The TV Line gives us the skinny on Pierre La Cock, offers more evidence that astrology is bullshit thanks to a dopey query about Miyoshi Umeki, and teaches us (and by "us" I mean me) that Kris Tabori is the son of Viveca Lindfors and Don Siegel. Did you know this?
Elwood Nursery hawks its after-Christmas sale, which is a little annoying since, reading chronologically, it isn't damn Christmas yet! At least the Storybook Caverns are open until the 30th. Except in Bay Shore, which officially makes that store the worst of all Elwood Nurseries.
Now we get to everyone's favorite part: The celebrity greetings! On this first page (of only four--this section would be expanded greatly in Yuletides to come), we get all the info on that cover cookie angel. When it has to be pointed out that a cookie was made "using edible materials," that's a bad-looking cookie. If this had been a gift, I would have thanked Jean Loomis Newman and slipped it deftly into my pocket for later disposal.
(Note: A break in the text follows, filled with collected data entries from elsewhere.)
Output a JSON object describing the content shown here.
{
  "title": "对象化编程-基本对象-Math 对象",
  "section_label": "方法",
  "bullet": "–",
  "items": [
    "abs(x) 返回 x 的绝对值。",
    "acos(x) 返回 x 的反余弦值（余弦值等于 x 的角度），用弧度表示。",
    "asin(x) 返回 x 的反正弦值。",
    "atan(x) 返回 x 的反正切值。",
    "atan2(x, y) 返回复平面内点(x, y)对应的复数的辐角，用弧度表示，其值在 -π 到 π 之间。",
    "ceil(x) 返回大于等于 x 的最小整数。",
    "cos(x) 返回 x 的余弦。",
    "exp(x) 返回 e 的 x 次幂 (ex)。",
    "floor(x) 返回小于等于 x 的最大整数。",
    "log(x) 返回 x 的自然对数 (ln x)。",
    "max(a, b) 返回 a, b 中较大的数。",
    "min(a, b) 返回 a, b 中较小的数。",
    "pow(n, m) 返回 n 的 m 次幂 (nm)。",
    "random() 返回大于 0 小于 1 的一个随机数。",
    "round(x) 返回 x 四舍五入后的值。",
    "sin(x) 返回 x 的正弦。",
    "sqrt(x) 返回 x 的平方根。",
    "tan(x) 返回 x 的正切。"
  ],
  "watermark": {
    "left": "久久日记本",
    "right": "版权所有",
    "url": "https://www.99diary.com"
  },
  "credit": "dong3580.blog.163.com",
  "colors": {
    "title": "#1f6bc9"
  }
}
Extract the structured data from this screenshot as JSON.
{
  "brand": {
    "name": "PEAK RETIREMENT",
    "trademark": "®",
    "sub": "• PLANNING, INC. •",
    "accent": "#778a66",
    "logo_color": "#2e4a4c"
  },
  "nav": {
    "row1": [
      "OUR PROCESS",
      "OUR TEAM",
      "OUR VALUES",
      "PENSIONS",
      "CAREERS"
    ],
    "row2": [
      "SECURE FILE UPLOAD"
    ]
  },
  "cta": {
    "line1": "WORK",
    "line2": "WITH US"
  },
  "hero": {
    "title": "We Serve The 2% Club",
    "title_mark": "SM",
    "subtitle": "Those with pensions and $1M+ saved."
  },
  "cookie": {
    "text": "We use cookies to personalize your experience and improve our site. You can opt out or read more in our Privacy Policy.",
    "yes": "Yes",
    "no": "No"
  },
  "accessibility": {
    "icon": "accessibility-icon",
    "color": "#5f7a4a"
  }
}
Otherwise, this page and the three that follow offer holiday wishes ranging from heartfelt (Chad Everett) and verbose (The Brady Bunch) to glib (Jackie Gleason) and crabby (Carroll O'Connor). My favorites are the ones with plugs for whatever show the person is on, some subtle, some not. A few get political, with the best being the folks at PBS' Electric Company urging us not to ride the Long Island Railroad during a strike! There's a Sudduth sketch of Gleason here...
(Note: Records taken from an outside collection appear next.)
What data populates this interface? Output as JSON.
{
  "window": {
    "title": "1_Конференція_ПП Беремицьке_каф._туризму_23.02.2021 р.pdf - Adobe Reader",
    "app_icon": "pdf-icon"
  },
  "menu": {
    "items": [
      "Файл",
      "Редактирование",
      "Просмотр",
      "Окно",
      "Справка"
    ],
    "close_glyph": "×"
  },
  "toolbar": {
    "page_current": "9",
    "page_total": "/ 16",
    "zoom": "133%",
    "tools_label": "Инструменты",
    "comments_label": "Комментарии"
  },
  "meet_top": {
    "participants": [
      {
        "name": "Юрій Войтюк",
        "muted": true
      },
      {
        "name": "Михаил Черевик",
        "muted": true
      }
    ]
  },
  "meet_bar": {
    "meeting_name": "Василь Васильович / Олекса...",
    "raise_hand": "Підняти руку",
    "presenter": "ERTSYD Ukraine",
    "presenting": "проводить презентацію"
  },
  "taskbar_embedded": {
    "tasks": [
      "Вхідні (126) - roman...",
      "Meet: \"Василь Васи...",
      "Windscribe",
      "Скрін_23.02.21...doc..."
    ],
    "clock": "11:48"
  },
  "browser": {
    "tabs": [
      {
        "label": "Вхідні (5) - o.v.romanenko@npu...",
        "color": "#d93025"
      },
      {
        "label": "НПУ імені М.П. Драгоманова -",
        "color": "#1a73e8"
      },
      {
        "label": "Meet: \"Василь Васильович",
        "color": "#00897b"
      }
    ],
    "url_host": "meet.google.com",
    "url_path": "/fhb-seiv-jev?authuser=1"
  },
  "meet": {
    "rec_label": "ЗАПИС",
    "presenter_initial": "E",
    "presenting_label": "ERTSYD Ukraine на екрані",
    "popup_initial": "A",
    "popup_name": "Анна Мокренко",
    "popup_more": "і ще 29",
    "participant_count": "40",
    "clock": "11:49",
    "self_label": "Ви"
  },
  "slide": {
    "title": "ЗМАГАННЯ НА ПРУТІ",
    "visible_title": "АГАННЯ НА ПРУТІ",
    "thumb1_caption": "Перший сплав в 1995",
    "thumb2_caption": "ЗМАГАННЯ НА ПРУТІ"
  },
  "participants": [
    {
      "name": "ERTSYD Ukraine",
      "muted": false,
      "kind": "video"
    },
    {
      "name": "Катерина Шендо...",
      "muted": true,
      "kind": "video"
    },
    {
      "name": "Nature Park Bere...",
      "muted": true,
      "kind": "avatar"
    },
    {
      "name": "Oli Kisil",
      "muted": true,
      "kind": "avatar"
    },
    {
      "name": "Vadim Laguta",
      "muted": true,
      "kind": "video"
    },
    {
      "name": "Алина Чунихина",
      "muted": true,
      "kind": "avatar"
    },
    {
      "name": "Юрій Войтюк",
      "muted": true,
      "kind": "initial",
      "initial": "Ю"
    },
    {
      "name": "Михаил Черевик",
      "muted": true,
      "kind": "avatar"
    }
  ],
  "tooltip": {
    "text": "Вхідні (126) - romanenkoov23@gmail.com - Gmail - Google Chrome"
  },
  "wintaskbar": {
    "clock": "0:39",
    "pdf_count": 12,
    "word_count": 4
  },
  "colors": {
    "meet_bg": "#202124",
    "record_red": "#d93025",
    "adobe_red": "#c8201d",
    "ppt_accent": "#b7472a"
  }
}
...and a portrait of Joe Garagiola by Bob Newman here. (Wait, Newman? Same last name as the concrete cookie baker? Hmm...) Miss Louise from Romper Room relays a wish from Mr. Do Bee, and well, that makes my Christmas a little brighter indeed.
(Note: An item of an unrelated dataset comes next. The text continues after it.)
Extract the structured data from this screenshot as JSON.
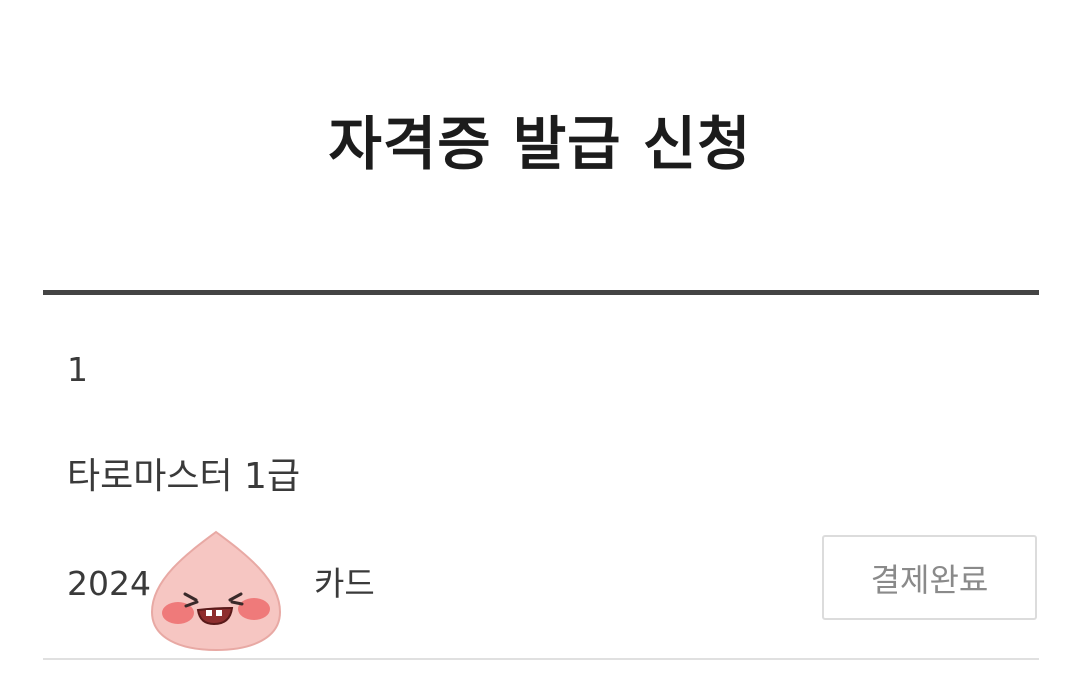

Two Viskupic drawings edge the third page, and Paul Lynde not only pushes his show, he delivers his holiday greeting in character. How's that for sincerity!
A neat Cootner doodle of Dino and Geraldine graces the last page, with quotes from an uncharacteristically restrained Joe Franklin and a typically windy Geraldo.
To lighten my load this time out (hey, I got things to do this week!), I'm simply presenting Christmas Eve and Christmas Day in their entirety for either your nostalgic enjoyment or your edification (as in you actually spent time with family over these days instead of watching TV and therefore you've never had any idea what was aired). Note the seventh appearance of WPIX's Yule Log, which varied in length over the years and was probably at its longest here--four-and-a-half hours!
On Tuesday night, CBS aired A Death of Innocence, which sounds
like a real drag, but watching it would have saved your eyeballs from
viewing Paul Lynde wearing a bunny costume in the Gidget TV movie. (Which, given the absence of online evidence, I may have hallucinated. I'll see if I can dig up this nightmarish image from my personal collection of video rarities...
[Later add: Whoops, wrong movie. I was thinking of 1969's Gidget Grows Up. I found the promo in my collection, didn't find it online, and so uploaded it to YouTube. Enjoy.]
[Later add: Whoops, wrong movie. I was thinking of 1969's Gidget Grows Up. I found the promo in my collection, didn't find it online, and so uploaded it to YouTube. Enjoy.]
Bolting to Saturday, we have a close-up on a rerun of Bridget Loves Bernie. A rerun. I'm telling you, between Christmas and New Year's you may as well have unplugged the tube.